Do You Really Need to Brush Your Dog’s Teeth?

We’re big believers in doggie smiles. Our four-legged friends like to tell us when they are happy, and they do it with a flash of teeth.

Keeping those teeth clean is a challenge for dog owners. Is it up there on the top ten list of jobs you love? Thought not! But here are the reasons why it’s so important:

  • Gum disease isn’t just a problem for humans. Dogs get it too and that means they risk losing teeth, not to mention pain and discomfort.
  • Gum disease can lead to other health problems.

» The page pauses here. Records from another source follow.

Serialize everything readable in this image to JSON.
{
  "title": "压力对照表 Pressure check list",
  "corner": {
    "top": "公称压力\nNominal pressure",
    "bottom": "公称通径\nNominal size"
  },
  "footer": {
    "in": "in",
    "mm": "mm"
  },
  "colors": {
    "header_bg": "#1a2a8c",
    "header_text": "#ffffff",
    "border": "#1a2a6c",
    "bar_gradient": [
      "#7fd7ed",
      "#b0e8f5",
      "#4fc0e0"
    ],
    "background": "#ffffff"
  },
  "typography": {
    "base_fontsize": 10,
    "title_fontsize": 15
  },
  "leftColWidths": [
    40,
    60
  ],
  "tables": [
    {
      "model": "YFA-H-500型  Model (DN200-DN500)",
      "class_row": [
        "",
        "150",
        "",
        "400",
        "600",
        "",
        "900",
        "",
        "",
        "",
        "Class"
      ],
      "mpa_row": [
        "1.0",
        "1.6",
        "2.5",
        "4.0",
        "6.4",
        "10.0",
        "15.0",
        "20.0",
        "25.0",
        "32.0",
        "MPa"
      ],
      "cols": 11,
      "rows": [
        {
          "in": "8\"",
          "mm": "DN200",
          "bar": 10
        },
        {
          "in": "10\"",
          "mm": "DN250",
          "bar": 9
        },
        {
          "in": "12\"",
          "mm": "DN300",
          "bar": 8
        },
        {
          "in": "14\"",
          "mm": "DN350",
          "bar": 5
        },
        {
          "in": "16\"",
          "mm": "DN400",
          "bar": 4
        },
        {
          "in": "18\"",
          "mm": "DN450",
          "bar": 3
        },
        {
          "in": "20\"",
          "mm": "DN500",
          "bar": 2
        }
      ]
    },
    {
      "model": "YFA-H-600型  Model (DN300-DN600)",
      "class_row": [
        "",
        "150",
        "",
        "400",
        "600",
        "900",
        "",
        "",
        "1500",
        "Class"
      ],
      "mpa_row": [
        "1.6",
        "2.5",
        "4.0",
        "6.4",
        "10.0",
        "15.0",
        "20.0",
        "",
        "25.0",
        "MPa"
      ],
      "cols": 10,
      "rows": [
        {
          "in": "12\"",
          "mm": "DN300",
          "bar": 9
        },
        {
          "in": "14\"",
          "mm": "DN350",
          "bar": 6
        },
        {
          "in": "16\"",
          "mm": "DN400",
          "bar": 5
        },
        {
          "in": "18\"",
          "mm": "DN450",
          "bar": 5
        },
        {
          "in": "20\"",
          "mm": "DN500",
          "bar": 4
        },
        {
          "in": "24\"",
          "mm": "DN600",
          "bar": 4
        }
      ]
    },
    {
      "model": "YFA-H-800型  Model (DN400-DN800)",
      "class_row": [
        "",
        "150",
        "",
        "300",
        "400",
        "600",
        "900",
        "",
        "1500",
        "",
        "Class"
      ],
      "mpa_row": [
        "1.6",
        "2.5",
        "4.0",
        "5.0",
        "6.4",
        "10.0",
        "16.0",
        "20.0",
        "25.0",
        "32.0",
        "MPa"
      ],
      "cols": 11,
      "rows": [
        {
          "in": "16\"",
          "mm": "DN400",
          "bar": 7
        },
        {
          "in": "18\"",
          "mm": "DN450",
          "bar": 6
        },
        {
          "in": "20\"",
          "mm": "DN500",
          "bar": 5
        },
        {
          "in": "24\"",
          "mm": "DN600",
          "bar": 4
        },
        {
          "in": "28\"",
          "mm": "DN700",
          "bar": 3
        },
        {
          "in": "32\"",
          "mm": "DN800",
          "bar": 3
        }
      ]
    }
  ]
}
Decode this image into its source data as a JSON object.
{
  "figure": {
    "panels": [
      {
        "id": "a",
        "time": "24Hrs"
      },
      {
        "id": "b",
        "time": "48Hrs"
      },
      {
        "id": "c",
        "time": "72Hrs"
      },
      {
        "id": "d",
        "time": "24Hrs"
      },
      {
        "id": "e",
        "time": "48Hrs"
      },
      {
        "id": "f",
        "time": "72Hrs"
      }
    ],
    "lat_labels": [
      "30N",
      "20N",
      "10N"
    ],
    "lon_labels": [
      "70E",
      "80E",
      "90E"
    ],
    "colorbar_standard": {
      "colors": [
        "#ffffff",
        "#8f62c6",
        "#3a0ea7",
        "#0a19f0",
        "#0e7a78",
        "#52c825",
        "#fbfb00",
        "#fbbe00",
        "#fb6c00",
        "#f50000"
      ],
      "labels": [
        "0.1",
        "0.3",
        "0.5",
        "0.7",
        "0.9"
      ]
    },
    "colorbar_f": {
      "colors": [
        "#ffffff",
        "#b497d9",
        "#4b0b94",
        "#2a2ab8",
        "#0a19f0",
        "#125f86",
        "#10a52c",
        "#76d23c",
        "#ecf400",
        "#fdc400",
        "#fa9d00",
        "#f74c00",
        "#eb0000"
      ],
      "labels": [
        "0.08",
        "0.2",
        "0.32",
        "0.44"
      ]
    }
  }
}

And it causes bad breath. When your pet is giving you doggie licks, wouldn’t you rather he breathed sweet breath on you?!

Daily brushing for dogs

Daily brushing will help prevent gum disease. Here’s how to do it…

  • Buy a custom-made dog’s toothbrush and toothpaste. Human toothpaste can irritate tender tummies. A home-made solution is bicarbonate of soda mixed with water to make a paste.
  • You can also use a piece of gauze wrapped around your finger.
  • If you’re starting out with toothbrushing, you’ll need to get your doggie accustomed to it. Gently massage his or her lips with your finger once a day so your pet gets used to being touched there.
  • Then, move onto the teeth and gums. You can put toothpaste on the teeth to get him or her used to the taste.
  • Finally, brush very gently making sure you get every tooth. It will take time and patience as toothbrushing is an odd thing for a dog.

What should you watch out for? The gums should be pink with no signs of swelling. The teeth should be white or yellowy but have no brown tartar. If your doggie has terrible breath, and he drools a lot, this could be a sign of advanced gum disease and you should see your vet.

Your dog might need a thorough tooth clean—a veterinary procedure which scales the teeth and checks the gums for ‘pockets’ where the teeth have come away from the gum and are at risk of falling out.

You can also buy products that act as cleaners—special biscuits and bones.